Eniola is tall for his age, a boy who looks like a man. His father has lost his job, so Eniola spends his days running errands for the local tailor and begging, dreaming of a big future.
Wuraola is a golden girl, the perfect child of a wealthy family. Now an exhausted young doctor in her first year of practice, she is beloved by Kunle, the volatile son of family friends.
When a local politician takes an interest in Eniola and sudden violence shatters a family party, Wuraola and Eniola's lives become unexpectedly intertwined. In this breathtaking novel, Ayobami Adebayo shines her light on Nigeria, the gaping divides in its society, and the shared humanity that lives in between.
APPLE BOOKS REVIEW
In this follow-up to Ayọ̀bámi Adébáyọ̀’s award-winning debut novel Stay with Me, political corruption, poverty and precarity are writ powerfully small, their impact on individual lives in contemporary Nigeria—and the way they force people's hands—always front and centre. Her characters’ experiences, their particular desperations and the dangers they face, are largely defined by their economic positions. Schoolboy Ẹniọlá’s family has hit hard times, the kind that mean they risk losing themselves and each other, while overworked trainee doctor Wúràọlá and her family don’t have the same worries. However, the push-pull of their own desires and the duties they feel to each other, the knowledge that good fortune can always run out, and the possibility that Wúràọlá’s seemingly loving partner may not always be so loving, play on their minds. As the lives of the more and less fortunate are tangled together, Adébáyọ̀ does something masterful: she makes the book’s climax feel heart-rending, inevitable and surprising all at once.
PUBLISHERS WEEKLY
Adébáyọ̀ follows up Stay with Me with this bright and distinctive tragedy set in modern Nigeria. Ẹniọlá, a teenager whose father has lost his job, can no longer pay the tuition at the private school that he'd hoped would enable him to rise from poverty. Wúràọlá is a doctor from a wealthy and politically connected family. She's overworked in an underfunded hospital, and courted by well-bred Kúnlé, whose mood shifts and possessiveness unnerve her. Ẹniọlá takes an apprenticeship with a tailor, but after he is beaten at school for the unpaid fees, his mother insists Ẹniọlá and his little sister accompany her to beg for money. Things spiral out of control when Ẹniọlá's parents decide to pay his sister's tuition with the proceeds but not his. He takes his revenge by joining a gang working for the vengeful politician Fẹ̀sọ̀jaiyé.
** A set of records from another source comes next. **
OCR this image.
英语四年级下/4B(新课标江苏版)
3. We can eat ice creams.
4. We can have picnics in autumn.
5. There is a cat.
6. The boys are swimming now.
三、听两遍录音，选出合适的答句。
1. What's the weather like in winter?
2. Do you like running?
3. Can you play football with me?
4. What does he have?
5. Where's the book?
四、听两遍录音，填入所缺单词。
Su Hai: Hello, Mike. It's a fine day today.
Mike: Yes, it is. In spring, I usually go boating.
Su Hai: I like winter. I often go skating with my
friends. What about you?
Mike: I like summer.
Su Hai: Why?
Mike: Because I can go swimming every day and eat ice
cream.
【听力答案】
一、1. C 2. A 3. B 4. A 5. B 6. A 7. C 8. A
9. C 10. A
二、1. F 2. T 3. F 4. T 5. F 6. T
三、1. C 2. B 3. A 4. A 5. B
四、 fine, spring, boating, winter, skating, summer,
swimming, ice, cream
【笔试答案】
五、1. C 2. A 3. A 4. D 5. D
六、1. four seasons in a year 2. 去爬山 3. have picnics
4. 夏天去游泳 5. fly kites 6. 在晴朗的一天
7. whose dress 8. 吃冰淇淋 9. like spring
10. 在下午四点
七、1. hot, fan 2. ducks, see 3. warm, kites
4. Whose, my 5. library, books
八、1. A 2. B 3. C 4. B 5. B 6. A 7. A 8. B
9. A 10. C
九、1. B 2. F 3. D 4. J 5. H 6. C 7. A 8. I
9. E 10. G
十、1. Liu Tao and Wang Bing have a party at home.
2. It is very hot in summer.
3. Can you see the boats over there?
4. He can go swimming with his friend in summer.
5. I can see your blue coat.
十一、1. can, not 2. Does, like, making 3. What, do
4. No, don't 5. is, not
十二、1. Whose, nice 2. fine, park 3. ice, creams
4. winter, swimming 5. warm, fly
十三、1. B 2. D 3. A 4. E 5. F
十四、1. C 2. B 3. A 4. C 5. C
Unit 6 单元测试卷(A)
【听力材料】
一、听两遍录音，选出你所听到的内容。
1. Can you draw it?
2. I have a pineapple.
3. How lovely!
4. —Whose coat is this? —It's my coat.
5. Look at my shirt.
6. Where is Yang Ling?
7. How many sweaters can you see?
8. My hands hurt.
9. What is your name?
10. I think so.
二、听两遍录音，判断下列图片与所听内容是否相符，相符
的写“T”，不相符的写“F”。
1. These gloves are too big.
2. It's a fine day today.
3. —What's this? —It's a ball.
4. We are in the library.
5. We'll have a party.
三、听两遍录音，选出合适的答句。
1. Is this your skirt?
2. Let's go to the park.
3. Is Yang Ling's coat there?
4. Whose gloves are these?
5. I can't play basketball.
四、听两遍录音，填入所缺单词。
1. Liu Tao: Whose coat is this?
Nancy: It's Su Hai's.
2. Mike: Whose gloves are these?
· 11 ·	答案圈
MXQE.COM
Wúràọlá, meanwhile, becomes engaged to Kúnlé despite her misgivings, and though her parents are ecstatic, he slaps her at a party. Kúnlé's father is running against Fẹ̀sọ̀jaiyé, and the story's violent denouement is as devastating as it is inevitable. Pitch-perfect details provide a sense of the characters' lives—the red dust caked on Ẹniọlá's white socks from long walks to school, the soft headscarf worn by Wúràọlá's mother that "barely whispered"—and as the characters are pushed to the brink, Adébáyọ̀ delivers a searing indictment of the country's corruption and gender inequalities. This packs a powerful punch.